Python implementations are based on HTTP file transfer instances
- 2020-04-02 14:19:31
- OfStack
This article illustrates an example of how Python implements HTTP file transfer. Share with you for your reference. The specific implementation method is as follows:
I. problems:
Because you need to take a recent look at the contents of the transfer file by POST request and write your own Server and Client to implement a simple HTTP file transfer tool
Ii. Implementation code
Server side:
#coding=utf-8
from BaseHTTPServer import BaseHTTPRequestHandler
import cgi
class PostHandler(BaseHTTPRequestHandler):
def do_POST(self):
form = cgi.FieldStorage(
fp=self.rfile,
headers=self.headers,
environ={'REQUEST_METHOD':'POST',
'CONTENT_TYPE':self.headers['Content-Type'],
}
)
self.send_response(200)
self.end_headers()
self.wfile.write('Client: %sn ' % str(self.client_address) )
self.wfile.write('User-agent: %sn' % str(self.headers['user-agent']))
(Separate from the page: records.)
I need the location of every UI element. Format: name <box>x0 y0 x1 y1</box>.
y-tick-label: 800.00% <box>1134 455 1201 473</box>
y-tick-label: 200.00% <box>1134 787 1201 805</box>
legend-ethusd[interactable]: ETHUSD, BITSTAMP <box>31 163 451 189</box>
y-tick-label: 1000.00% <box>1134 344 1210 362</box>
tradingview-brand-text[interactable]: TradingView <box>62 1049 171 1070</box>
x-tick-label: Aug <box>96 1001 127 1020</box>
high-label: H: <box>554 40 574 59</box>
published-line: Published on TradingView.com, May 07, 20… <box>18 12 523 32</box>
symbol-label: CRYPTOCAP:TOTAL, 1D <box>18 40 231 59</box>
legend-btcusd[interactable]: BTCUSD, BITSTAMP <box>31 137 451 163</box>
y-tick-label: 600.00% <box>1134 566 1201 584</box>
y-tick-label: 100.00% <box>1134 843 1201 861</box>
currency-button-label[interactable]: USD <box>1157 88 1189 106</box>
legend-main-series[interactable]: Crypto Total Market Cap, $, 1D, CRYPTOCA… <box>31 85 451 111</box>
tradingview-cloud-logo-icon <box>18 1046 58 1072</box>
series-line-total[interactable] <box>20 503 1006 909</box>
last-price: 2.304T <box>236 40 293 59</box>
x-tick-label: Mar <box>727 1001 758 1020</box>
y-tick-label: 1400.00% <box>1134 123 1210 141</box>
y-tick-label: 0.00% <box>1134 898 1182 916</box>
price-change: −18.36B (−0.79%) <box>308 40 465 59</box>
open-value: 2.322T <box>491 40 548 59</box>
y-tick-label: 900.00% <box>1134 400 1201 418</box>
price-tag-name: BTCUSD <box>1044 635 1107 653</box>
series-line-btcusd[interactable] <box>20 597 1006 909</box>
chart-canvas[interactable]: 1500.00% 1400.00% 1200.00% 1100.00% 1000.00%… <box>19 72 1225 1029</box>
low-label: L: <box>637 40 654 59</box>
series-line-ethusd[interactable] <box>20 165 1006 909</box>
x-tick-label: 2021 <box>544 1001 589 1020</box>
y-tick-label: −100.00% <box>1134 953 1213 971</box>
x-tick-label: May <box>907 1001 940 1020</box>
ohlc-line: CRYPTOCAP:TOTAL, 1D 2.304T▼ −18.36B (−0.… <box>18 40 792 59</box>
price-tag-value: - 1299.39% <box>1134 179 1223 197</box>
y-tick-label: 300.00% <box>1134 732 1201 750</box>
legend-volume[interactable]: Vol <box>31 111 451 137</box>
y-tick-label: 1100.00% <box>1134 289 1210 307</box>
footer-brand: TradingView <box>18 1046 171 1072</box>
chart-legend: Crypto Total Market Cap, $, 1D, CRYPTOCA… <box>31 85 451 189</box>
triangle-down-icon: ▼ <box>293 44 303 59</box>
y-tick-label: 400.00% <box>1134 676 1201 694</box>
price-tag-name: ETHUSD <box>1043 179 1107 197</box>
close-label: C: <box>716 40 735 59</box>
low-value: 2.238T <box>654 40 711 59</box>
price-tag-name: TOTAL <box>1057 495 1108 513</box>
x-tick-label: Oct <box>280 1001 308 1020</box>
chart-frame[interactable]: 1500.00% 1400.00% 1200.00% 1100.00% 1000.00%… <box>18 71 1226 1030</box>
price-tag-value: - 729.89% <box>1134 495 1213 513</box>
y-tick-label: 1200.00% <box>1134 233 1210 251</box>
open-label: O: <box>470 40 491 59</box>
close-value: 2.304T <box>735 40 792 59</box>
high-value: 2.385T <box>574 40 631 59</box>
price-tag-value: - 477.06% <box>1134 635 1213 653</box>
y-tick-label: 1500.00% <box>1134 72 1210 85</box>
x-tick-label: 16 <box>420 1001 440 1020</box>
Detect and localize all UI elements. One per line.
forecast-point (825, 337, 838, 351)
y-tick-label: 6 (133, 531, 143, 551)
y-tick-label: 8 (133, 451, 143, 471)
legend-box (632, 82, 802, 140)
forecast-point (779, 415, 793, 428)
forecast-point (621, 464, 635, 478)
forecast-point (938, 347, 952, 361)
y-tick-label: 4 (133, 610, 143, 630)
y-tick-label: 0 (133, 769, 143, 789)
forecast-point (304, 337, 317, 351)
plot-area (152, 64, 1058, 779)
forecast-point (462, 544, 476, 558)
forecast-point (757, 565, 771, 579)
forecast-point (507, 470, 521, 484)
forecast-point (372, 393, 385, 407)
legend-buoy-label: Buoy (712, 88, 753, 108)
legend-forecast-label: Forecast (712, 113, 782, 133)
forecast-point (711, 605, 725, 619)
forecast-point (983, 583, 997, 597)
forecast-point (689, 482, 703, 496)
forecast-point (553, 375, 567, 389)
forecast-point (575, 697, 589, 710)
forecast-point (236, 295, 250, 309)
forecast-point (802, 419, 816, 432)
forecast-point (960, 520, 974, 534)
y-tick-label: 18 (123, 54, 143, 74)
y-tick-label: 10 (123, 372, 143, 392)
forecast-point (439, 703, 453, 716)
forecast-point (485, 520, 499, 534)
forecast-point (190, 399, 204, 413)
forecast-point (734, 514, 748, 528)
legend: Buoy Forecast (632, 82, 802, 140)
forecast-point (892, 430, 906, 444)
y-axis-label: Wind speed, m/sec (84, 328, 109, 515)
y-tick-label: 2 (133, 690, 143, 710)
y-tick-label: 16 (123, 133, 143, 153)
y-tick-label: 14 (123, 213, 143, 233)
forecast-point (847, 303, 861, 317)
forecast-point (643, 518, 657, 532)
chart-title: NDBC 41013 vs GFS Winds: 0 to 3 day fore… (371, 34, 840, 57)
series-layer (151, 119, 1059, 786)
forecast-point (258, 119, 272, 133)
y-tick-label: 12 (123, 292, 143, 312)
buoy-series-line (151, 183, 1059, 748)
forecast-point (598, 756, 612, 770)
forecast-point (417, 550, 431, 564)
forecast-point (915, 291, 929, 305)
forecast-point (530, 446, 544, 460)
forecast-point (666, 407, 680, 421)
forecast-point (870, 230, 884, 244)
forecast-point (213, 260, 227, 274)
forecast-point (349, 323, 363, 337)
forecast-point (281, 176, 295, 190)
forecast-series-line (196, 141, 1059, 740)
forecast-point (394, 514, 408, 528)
self.wfile.write('Path: %sn'%self.path)
self.wfile.write('Form data:n')
for field in form.keys():
field_item = form[field]
filename = field_item.filename
filevalue = field_item.value
filesize = len(filevalue)# The file size ( byte )
print len(filevalue)
with open(filename.decode('utf-8')+'a','wb') as f:
f.write(filevalue)
return
if __name__=='__main__':
from BaseHTTPServer import HTTPServer
sever = HTTPServer(('localhost',8080),PostHandler)
print 'Starting server, use <Ctrl-C> to stop'
sever.serve_forever()
The Client side:
#coding=utf-8
import requests
url = 'http://localhost:8080'
path = u'D: Fast dish ali head .jpg'
print path
files = {'file': open(path, 'rb')}
r = requests.post(url, files=files)
print r.url,r.text
I hope this article has helped you with your Python programming.